$2.1 billion needed to reach 12 million people in war-torn Yemen with life-saving aid
Title$2.1 billion needed to reach 12 million people in war-torn Yemen with life-saving aid
During today's launch in Geneva of the 2017 Humanitarian Response Plan for Yemen, UN Humanitarian Chief Stephen O'Brien described the situation in Yemen and the plight of its people.
"Two years of war have devastated Yemen, and millions of children, women and men desperately need our help," he said. "Without international support, they may face the threat of famine in the course of 2017, and I urge donors to sustain and increase their support to our collective response. Humanitarian partners are ready to respond. But they need timely, unimpeded access and adequate resources to meet the humanitarian needs wherever they arise.”
The 2017 Humanitarian Response Plan for Yemen is tailored specifically to assist people facing acute needs, in addition to people most at risk of slipping into acute-need status. Since March 2015, violent conflict and disregard by all parties to the conflict for their responsibility to protect civilians have created a vast protection crisis. Millions of people face threats to their safety and basic human rights every day. Deliberate war tactics are accelerating the collapse of key institutions and the economy, thereby exacerbating pre-existing vulnerabilities. This has left an alarming 18.8 million people – more than two thirds of the population – in need of humanitarian assistance.
An estimated 10.3 million people are acutely affected and need some form of immediate humanitarian assistance to save and sustain their lives, including food, health and medical services, clean water and sanitation, and protection. Nearly 3.3 million people – including 2.1 million children – are acutely malnourished, and 2 million people remain internally displaced.
"As always, children are suffering the most under man’s inhumanity to man," said O'Brien. "Every 10 minutes, a young child dies of preventable causes. Parents face impossible choices. Imagine choosing between buying food for one of your children or medicine for her sick sibling. Imagine watching your child die slowly of hunger. (...) Imagine being able to trust no one, as all fighting parties violate international humanitarian law and erect other impediments for people to survive and live in dignity."

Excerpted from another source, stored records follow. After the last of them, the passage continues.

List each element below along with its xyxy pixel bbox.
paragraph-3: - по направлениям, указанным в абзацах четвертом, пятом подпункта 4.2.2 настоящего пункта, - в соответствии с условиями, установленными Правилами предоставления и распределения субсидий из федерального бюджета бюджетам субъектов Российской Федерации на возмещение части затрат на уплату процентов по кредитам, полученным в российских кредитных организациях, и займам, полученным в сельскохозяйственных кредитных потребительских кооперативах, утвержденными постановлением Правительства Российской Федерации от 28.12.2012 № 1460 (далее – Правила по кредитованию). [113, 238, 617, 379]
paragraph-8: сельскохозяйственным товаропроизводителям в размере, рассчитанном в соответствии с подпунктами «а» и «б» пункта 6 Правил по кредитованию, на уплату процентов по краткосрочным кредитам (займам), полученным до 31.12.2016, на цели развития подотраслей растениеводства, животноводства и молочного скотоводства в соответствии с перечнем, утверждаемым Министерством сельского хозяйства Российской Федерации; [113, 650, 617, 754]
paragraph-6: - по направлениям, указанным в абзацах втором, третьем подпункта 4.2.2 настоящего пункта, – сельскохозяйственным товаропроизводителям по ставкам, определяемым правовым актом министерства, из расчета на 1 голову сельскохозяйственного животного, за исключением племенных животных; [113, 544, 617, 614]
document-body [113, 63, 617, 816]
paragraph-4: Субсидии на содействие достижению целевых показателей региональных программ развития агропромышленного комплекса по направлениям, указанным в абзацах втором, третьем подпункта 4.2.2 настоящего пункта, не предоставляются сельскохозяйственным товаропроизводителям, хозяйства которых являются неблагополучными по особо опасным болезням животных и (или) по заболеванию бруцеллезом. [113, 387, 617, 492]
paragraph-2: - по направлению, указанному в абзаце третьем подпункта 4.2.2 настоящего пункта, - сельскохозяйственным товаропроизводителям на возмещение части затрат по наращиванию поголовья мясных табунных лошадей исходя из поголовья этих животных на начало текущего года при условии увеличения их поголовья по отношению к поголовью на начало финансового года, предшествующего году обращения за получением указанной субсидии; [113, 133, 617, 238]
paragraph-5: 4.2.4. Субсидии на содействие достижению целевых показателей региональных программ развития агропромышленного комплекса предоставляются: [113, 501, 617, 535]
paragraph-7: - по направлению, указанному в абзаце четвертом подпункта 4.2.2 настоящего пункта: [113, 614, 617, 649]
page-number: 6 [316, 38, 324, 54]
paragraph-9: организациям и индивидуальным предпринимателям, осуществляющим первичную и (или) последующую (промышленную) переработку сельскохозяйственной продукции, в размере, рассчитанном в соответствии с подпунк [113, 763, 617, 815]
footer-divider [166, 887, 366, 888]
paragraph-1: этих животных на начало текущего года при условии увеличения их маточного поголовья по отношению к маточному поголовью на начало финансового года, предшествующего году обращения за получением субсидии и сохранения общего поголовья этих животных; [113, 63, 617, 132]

The appeal is seeking $US2.1 billion, which is urgently needed to save and protect lives and prevent famine. Almost half of last year's appeal remained unfunded. Despite this and the enormous security and access challenges, 120 national and international partners assisted more than 5.6 million people with direct humanitarian aid in 2016. These partners included UN agencies and non-governmental organizations working out of humanitarian hubs in Aden, Al Hudaydah, Ibb, Sa’ada and Sana’a.
The Humanitarian Coordinator in Yemen, Jamie McGoldrick, said: “We remain committed to the principle that our plans must be grounded both in evidence and actual capacity, and I ask donors today to help Yemen in its moment of great need.”